Legal Expert Insights & Wider Reflections
Legal experts note that the Act marks a significant step forward by empowering patients with greater control over their data while imposing clear duties on hospitals and healthcare providers. However, they emphasize that compliance will not be straightforward. Bridging the gap will require capacity-building initiatives, training programs, and government support, especially for smaller players in the healthcare ecosystem.
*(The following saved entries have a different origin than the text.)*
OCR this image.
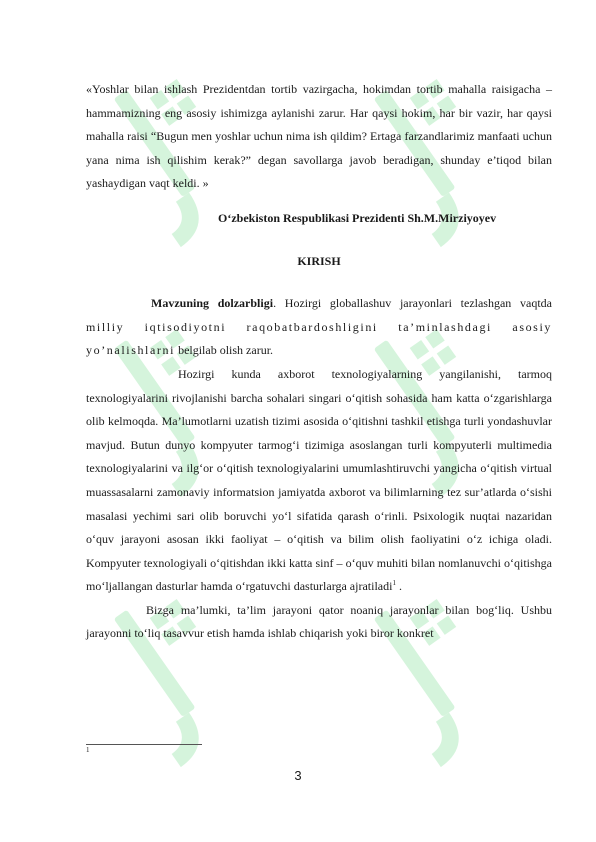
«Yoshlar bilan ishlash Prezidentdan tortib vazirgacha, hokimdan tortib mahalla raisigacha – hammamizning eng asosiy ishimizga aylanishi zarur. Har qaysi hokim, har bir vazir, har qaysi mahalla raisi “Bugun men yoshlar uchun nima ish qildim? Ertaga farzandlarimiz manfaati uchun yana nima ish qilishim kerak?” degan savollarga javob beradigan, shunday e’tiqod bilan yashaydigan vaqt keldi. »

O‘zbekiston Respublikasi Prezidenti Sh.M.Mirziyoyev

KIRISH

Mavzuning dolzarbligi. Hozirgi globallashuv jarayonlari tezlashgan vaqtda milliy iqtisodiyotni raqobatbardoshligini ta’minlashdagi asosiy yo’nalishlarni belgilab olish zarur.

Hozirgi kunda axborot texnologiyalarning yangilanishi, tarmoq texnologiyalarini rivojlanishi barcha sohalari singari o‘qitish sohasida ham katta o‘zgarishlarga olib kelmoqda. Ma’lumotlarni uzatish tizimi asosida o‘qitishni tashkil etishga turli yondashuvlar mavjud. Butun dunyo kompyuter tarmog‘i tizimiga asoslangan turli kompyuterli multimedia texnologiyalarini va ilg‘or o‘qitish texnologiyalarini umumlashtiruvchi yangicha o‘qitish virtual muassasalarni zamonaviy informatsion jamiyatda axborot va bilimlarning tez sur’atlarda o‘sishi masalasi yechimi sari olib boruvchi yo‘l sifatida qarash o‘rinli. Psixologik nuqtai nazaridan o‘quv jarayoni asosan ikki faoliyat – o‘qitish va bilim olish faoliyatini o‘z ichiga oladi. Kompyuter texnologiyali o‘qitishdan ikki katta sinf – o‘quv muhiti bilan nomlanuvchi o‘qitishga mo‘ljallangan dasturlar hamda o‘rgatuvchi dasturlarga ajratiladi$^1$ .

Bizga ma’lumki, ta’lim jarayoni qator noaniq jarayonlar bilan bog‘liq. Ushbu jarayonni to‘liq tasavvur etish hamda ishlab chiqarish yoki biror konkret

1
3
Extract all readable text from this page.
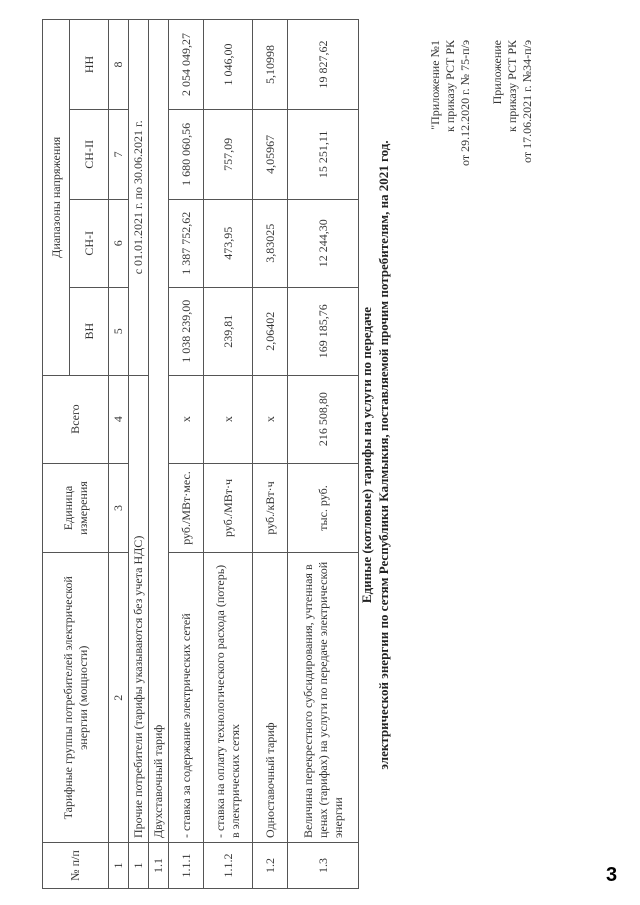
Приложение к приказу РСТ РК от 17.06.2021 г. №34-п/э
"Приложение №1 к приказу РСТ РК от 29.12.2020 г. № 75-п/э
Единые (котловые) тарифы на услуги по передаче электрической энергии по сетям Республики Калмыкия, поставляемой прочим потребителям, на 2021 год.
№ п/п	Тарифные группы потребителей электрической энергии (мощности)	Единица измерения	Всего	Диапазоны напряжения			
				ВН	СН-I	СН-II	НН
1	2	3	4	5	6	7	8
1	Прочие потребители (тарифы указываются без учета НДС)			с 01.01.2021 г. по 30.06.2021 г.			
1.1	Двухставочный тариф						
1.1.1	- ставка за содержание электрических сетей	руб./МВт·мес.	х	1 038 239,00	1 387 752,62	1 680 060,56	2 054 049,27
1.1.2	- ставка на оплату технологического расхода (потерь) в электрических сетях	руб./МВт·ч	х	239,81	473,95	757,09	1 046,00
1.2	Одноставочный тариф	руб./кВт·ч	х	2,06402	3,83025	4,05967	5,10998
1.3	Величина перекрестного субсидирования, учтенная в ценах (тарифах) на услуги по передаче электрической энергии	тыс. руб.	216 508,80	169 185,76	12 244,30	15 251,11	19 827,62
3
At the same time, experts argue that the Act cannot succeed without a deeper cultural shift. The demand for accountability and transparency is already strong in the wake of repeated healthcare data breaches, but true change requires hospitals to treat patient privacy as a core institutional value, not just a legal checkbox. By prioritizing trust, transparency, and proactive security, the healthcare sector can move closer to realizing the Act’s intent—ensuring that patients feel safe not only within hospital walls but also in how their most sensitive personal data is handled.
Conclusion
The Digital Personal Data Protection Act, 2023 represents a transformative milestone in safeguarding data privacy in hospitals and strengthening the protection of patient information. By addressing consent, security, breach notification, and patient rights, the Act directly responds to the challenges highlighted by recent high-profile cyberattacks and data leaks in the healthcare sector. However, the real test lies in its implementation. Success will depend on sustained efforts to educate both healthcare providers and patients, comprehensive upgrades to digital infrastructure and internal processes, and consistent enforcement across regions and institutions. Most importantly, it requires embedding a culture of responsibility, where privacy is viewed not merely as a compliance requirement but as a fundamental part of patient care. Only then can India’s healthcare system evolve into a framework that is both technologically advanced and genuinely patient-centric in protecting sensitive health data.